Another positive experience occurred when Waldman revealed to her children that she had been experimenting with medication to improve her mood. Her children were unsurprised and had noticed a clear improvement in their mother’s moods over the past month. Her youngest daughter even stated that Waldman seemed much more in control of her emotions, even when she became angry. One of her sons simply stated that she was nicer and happier while another stated that Waldman had successfully dealt with her stress without the usual shouting and yelling.

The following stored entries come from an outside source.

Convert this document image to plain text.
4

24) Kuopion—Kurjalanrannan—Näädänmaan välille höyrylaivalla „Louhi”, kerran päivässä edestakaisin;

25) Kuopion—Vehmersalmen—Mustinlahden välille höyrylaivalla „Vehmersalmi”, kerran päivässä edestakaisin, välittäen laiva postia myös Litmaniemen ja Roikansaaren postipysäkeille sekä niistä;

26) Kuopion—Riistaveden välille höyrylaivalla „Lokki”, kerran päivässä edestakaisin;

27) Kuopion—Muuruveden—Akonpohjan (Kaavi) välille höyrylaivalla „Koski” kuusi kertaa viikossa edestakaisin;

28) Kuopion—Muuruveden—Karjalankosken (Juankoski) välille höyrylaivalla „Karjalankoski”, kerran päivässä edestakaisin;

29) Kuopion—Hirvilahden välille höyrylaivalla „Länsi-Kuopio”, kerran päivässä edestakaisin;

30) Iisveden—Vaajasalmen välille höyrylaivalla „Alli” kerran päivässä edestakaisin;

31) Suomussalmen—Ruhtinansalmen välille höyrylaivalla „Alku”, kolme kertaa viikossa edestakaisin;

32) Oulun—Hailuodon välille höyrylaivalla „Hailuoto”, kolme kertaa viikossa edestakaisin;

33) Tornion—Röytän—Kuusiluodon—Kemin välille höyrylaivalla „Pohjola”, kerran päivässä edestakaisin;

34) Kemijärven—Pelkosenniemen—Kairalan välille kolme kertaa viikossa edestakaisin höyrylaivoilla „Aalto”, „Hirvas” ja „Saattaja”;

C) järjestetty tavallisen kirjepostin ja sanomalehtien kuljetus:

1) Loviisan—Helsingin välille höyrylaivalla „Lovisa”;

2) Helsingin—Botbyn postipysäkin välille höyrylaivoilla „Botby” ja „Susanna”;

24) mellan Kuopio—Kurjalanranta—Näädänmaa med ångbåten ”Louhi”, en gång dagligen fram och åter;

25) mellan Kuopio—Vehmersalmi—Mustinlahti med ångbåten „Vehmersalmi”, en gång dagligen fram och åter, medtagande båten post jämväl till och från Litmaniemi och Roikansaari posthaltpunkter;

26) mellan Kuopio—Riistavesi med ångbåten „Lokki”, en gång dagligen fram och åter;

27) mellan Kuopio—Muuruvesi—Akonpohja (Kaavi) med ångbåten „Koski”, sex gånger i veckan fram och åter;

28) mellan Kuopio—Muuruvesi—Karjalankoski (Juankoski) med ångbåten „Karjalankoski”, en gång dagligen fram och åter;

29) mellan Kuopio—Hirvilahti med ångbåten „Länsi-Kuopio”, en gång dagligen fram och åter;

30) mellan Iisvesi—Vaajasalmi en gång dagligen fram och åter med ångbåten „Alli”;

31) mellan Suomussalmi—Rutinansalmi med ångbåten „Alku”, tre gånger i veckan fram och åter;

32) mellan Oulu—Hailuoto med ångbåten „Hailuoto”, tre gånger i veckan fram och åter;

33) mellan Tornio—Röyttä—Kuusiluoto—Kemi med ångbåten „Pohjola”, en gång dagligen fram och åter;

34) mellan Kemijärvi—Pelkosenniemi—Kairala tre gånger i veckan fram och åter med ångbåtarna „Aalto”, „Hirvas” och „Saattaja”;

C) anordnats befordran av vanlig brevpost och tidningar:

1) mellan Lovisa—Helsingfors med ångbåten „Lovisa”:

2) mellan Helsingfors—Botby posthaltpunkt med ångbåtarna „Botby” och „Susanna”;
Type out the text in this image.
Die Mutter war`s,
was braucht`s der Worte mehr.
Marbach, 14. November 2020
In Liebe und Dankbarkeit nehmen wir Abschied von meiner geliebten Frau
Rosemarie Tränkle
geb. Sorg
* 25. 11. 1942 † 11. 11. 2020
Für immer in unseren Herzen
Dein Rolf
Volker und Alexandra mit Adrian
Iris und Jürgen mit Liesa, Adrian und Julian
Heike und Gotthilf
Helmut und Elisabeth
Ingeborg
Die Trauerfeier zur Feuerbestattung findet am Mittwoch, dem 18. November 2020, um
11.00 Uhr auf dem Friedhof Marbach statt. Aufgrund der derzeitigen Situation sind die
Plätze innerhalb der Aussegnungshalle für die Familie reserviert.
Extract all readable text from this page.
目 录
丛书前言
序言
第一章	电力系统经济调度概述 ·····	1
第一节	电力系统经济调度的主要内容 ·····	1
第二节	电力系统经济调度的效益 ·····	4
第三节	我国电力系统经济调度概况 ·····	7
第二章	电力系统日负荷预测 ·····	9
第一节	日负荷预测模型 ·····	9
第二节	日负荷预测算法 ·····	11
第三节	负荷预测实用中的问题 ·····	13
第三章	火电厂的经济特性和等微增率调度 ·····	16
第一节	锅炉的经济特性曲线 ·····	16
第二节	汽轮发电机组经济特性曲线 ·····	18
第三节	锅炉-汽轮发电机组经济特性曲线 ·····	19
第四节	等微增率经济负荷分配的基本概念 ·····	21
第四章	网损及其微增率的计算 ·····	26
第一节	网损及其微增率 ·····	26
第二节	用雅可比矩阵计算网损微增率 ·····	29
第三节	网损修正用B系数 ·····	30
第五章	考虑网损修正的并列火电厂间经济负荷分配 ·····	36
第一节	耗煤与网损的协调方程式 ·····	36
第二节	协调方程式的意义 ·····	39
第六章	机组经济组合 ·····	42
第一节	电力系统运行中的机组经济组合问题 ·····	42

Overall, Waldman believes that the experiment had a positive effect on her life. Each night before going to sleep, Waldman had been able to say that “today was a good day.” Now that her experiment is over, she hopes and fights for a change in our drug-obsessed nation. For instance, a doctor has no problem prescribing a benzodiazepine, a drug that is both highly addictive and has links to Alzheimer’s. Meanwhile, Waldman found a drug with zero side effects that works; the only problem is that it’s illegal.
Chapter 7: Final Summary
In today’s society, drugs like marijuana and LSD are becoming increasingly useful for alleviating anxiety, depression, and a myriad of other mental health problems. These drugs offer little to no side effects and have been proven to work; meanwhile, a vast population of people is being prescribed legal medications with harmful side effects. Even worse, they offer little success. The microdosing of LSD, while illegal, has shown vast improvements in many people’s lives; including Ayelet Waldman, who experienced the benefits of LSD in relation to her mood. Furthermore, LSD has no known harmful side effects, making it one of the healthiest ways to combat mental illness. Waldman hopes that society can one day improve their mindset on drugs and open their eyes to the many benefits that come along with microdosing. In the end, she hopes that she can live in a world where others, like herself, can experience really good days.